Note: There hasn’t been an American version of the book issued yet, so what you’ll get from both amazon.com and amazon.co.uk is the same edition – if you’re looking to get a copy relatively quickly I’d recommend ordering from the latter.

The Art of Mexican Cooking by Diana Kennedy

Let me just start by saying that if I had to choose just one Mexican cookbook to have in my collection, this would probably be it. A re-issue of Diana Kennedy’s 1989 classic, this has just about everything you could ever want to know about Mexican food inside, from dozens of variations on moles, enchiladas and salsas to things less familiar like moronga (blood sausage), vitualla (beef, rice and fruit stew), and minguichi (cheese fried with chiles and cream), everything accompanied by in-depth cultural and geographical explanations. Kennedy is famously abhorrent of shortcuts in Mexican cooking, and some might find many of her recipes on the labor-intensive side, but if what matters to you most is comprehensiveness and authenticity, I doubt you’ll find a better compendium of south-of-the-border recipes anywhere. The only gripe I have with the re-issue is that they still didn’t include any photos, but hey, that just leaves more room for recipes.

The Flavor Bible: The Essential Guide to Culinary Creativity by Karen Page and Andrew Dornenburg

Are you an improvisational cook? Do you ever stand in front of a fridge full of ingredients and wonder how on earth you might assemble the contents into something edible? Do you dream at night about titillating new flavor combinations? Do you want to better understand the mechanisms of taste and learn how great chefs construct their dishes?
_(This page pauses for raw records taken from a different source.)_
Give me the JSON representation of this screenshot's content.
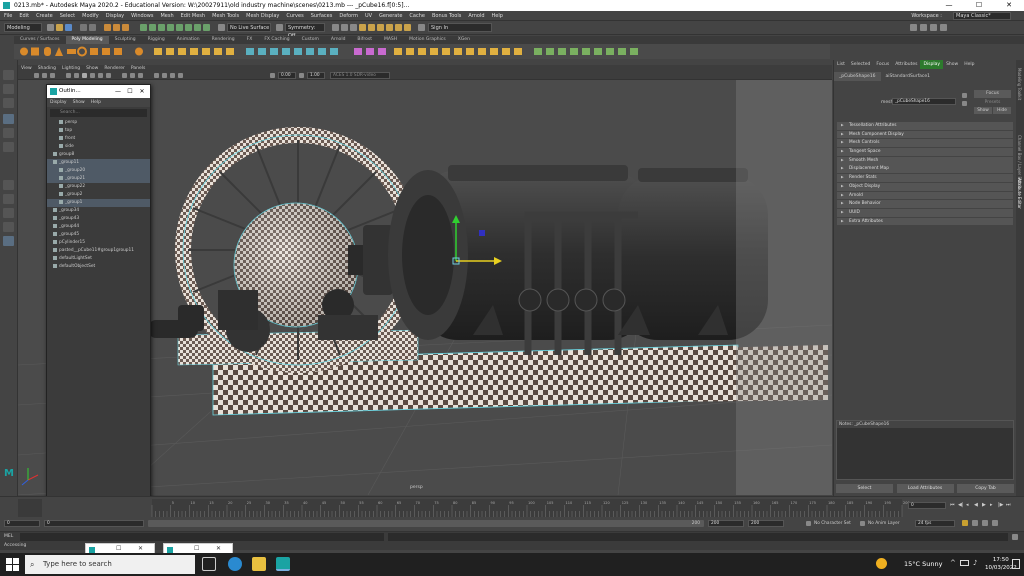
{
  "window": {
    "title": "0213.mb* - Autodesk Maya 2020.2 - Educational Version: W:\\20027911\\old industry machine\\scenes\\0213.mb  ---  _pCube16.f[0:5]...",
    "controls": [
      "—",
      "☐",
      "✕"
    ]
  },
  "menubar": {
    "items": [
      "File",
      "Edit",
      "Create",
      "Select",
      "Modify",
      "Display",
      "Windows",
      "Mesh",
      "Edit Mesh",
      "Mesh Tools",
      "Mesh Display",
      "Curves",
      "Surfaces",
      "Deform",
      "UV",
      "Generate",
      "Cache",
      "Bonus Tools",
      "Arnold",
      "Help"
    ],
    "workspace_label": "Workspace :",
    "workspace_value": "Maya Classic*"
  },
  "statusline": {
    "mode": "Modeling",
    "live_surface": "No Live Surface",
    "symmetry": "Symmetry: Off",
    "sign_in": "Sign In"
  },
  "shelf_tabs": {
    "items": [
      "Curves / Surfaces",
      "Poly Modeling",
      "Sculpting",
      "Rigging",
      "Animation",
      "Rendering",
      "FX",
      "FX Caching",
      "Custom",
      "Arnold",
      "Bifrost",
      "MASH",
      "Motion Graphics",
      "XGen"
    ],
    "active": "Poly Modeling"
  },
  "viewport": {
    "menu": [
      "View",
      "Shading",
      "Lighting",
      "Show",
      "Renderer",
      "Panels"
    ],
    "field_a": "0.00",
    "field_b": "1.00",
    "color_space": "ACES 1.0 SDR-video",
    "camera_label": "persp"
  },
  "outliner": {
    "title": "Outlin...",
    "controls": [
      "—",
      "☐",
      "✕"
    ],
    "menu": [
      "Display",
      "Show",
      "Help"
    ],
    "search_placeholder": "Search...",
    "items": [
      {
        "label": "persp",
        "selected": false,
        "indent": 1
      },
      {
        "label": "top",
        "selected": false,
        "indent": 1
      },
      {
        "label": "front",
        "selected": false,
        "indent": 1
      },
      {
        "label": "side",
        "selected": false,
        "indent": 1
      },
      {
        "label": "group8",
        "selected": false,
        "indent": 0
      },
      {
        "label": "_group11",
        "selected": true,
        "indent": 0
      },
      {
        "label": "_group20",
        "selected": true,
        "indent": 1
      },
      {
        "label": "_group21",
        "selected": true,
        "indent": 1
      },
      {
        "label": "_group22",
        "selected": false,
        "indent": 1
      },
      {
        "label": "_group2",
        "selected": false,
        "indent": 1
      },
      {
        "label": "_group1",
        "selected": true,
        "indent": 1
      },
      {
        "label": "_group34",
        "selected": false,
        "indent": 0
      },
      {
        "label": "_group43",
        "selected": false,
        "indent": 0
      },
      {
        "label": "_group44",
        "selected": false,
        "indent": 0
      },
      {
        "label": "_group45",
        "selected": false,
        "indent": 0
      },
      {
        "label": "pCylinder15",
        "selected": false,
        "indent": 0
      },
      {
        "label": "pasted__pCube11#group1group11",
        "selected": false,
        "indent": 0
      },
      {
        "label": "defaultLightSet",
        "selected": false,
        "indent": 0
      },
      {
        "label": "defaultObjectSet",
        "selected": false,
        "indent": 0
      }
    ]
  },
  "attribute_editor": {
    "menu": [
      "List",
      "Selected",
      "Focus",
      "Attributes",
      "Display",
      "Show",
      "Help"
    ],
    "tabs": [
      "_pCubeShape16",
      "aiStandardSurface1"
    ],
    "mesh_label": "mesh:",
    "mesh_value": "_pCubeShape16",
    "buttons_side": [
      "Focus",
      "Presets",
      "Show",
      "Hide"
    ],
    "sections": [
      "Tessellation Attributes",
      "Mesh Component Display",
      "Mesh Controls",
      "Tangent Space",
      "Smooth Mesh",
      "Displacement Map",
      "Render Stats",
      "Object Display",
      "Arnold",
      "Node Behavior",
      "UUID",
      "Extra Attributes"
    ],
    "notes_label": "Notes: _pCubeShape16",
    "bottom_buttons": [
      "Select",
      "Load Attributes",
      "Copy Tab"
    ]
  },
  "side_tabs": [
    "Modeling Toolkit",
    "Channel Box / Layer Editor",
    "Attribute Editor"
  ],
  "timeline": {
    "ticks": [
      "5",
      "10",
      "15",
      "20",
      "25",
      "30",
      "35",
      "40",
      "45",
      "50",
      "55",
      "60",
      "65",
      "70",
      "75",
      "80",
      "85",
      "90",
      "95",
      "100",
      "105",
      "110",
      "115",
      "120",
      "125",
      "130",
      "135",
      "140",
      "145",
      "150",
      "155",
      "160",
      "165",
      "170",
      "175",
      "180",
      "185",
      "190",
      "195",
      "200"
    ],
    "current_frame": "0",
    "range_start": "0",
    "range_start2": "0",
    "range_end": "200",
    "range_end2": "200",
    "range_end3": "200",
    "character_set": "No Character Set",
    "anim_layer": "No Anim Layer",
    "fps": "24 fps"
  },
  "command_line": {
    "label": "MEL"
  },
  "help_line": {
    "text": "Accessing"
  },
  "taskbar": {
    "search_text": "Type here to search",
    "temperature": "15°C  Sunny",
    "time": "17:50",
    "date": "10/03/2022"
  },
  "colors": {
    "accent_teal": "#1aa3a3",
    "selection": "#4f5a66",
    "focus_green": "#2d7a2d"
  }
}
If any of these apply to you, you’ll want to have this book on your shelf tomorrow. This is a self-described ‘new breed of cookbook’, one that delivers not recipes, but inspiration. I would call it more of an encyclopedia of taste, cataloging just about every ingredient under the sun and cross-referencing it with other complimentary ingredients, cuisines and cooking characteristics. You’ll learn that fennel pollen is a ‘quiet’ flavor, should be used only to finish a dish, and is complemented by things like fish, lemon and pistachios. You’ll learn that Chilean cuisine typically includes the flavors of corn, cumin, garlic, oregano and raisins. You’ll learn the different flavors and uses of piquillo, guindilla, ñora and choricero peppers in Spain. You’ll even learn how to compose an entire menu around flavor affinities. I’ve only begun to scratch the surface of what this book offers, but already I can tell that it’s one of the most useful books I’ve run across in a long time.

Cooking with Les Dames d’Escoffier: At Home with the Women Who Shape the Way We Eat and Drink by Pat Mozersky and Marcella Rosene

I was pleased to see that Epicurious gave honorable mention status to this book in their own top books lineup. Published right here in Seattle by Sasquatch, this is a wonderful compendium of favorite recipes from a truly notable group of cooks, namely members of Les Dames d’Escoffier, the country’s premier culinary association for women. Among the dozens of chefs, farmers, winemakers, restaurateurs and instructors represented in this volume are many familiar names – Julia Child, Alice Waters, M.F.K. Fisher, Marcella Hazan, Alice Medrich, Dorie Greenspan – and their contributions run the gamut from simple to spectacular while criss-crossing the globe several times: Piedmontese Wedding Soup, Catalan Pasta with Garlic Sauce, Texas Chile Rellenos, Jumbo Shrimp with Armenian Pesto, Tuxedo Philly Cheese Steak… Is your mouth watering yet? Mine sure is.

by Various

I know, I know, this isn’t one book, nor is it anything new – in fact, the Culinaria series has been around for years. This year, however, the publisher has finally done exactly what I’ve been waiting for: they’ve started releasing the series in small paperback format. Yes, rub your eyes and read that again. Small and paperback. Okay, small is relative; these are now the size of most ‘normal’ hardback cookbooks, but if you’re familiar with the size and heft of the originals, you know what a difference this is. The content, luckily, hasn’t been altered one bit. Each of these books still contains some of the most in-depth explorations of national food landscapes ever published – from dishes both classic and obscure to regional products to festivals and celebrations, their breadth is encyclopedic and their information accurate. If there’s any drawback to these books it’s that there’s just too much information to digest – rather than sit down and read one all the way through you’ll probably end up dipping in from time to time to learn about, say, chorizo-making in Spain or olive harvesting in Greece. And I must admit I’ve never been terribly tempted by the recipes, but in these books they seem kind of like an afterthought anyway. So far, the ones to be released in this new format are Spain, France, Italy, Greece, Germany, Hungary, Russia and Southeast Asia. Hopefully the rest will be coming soon!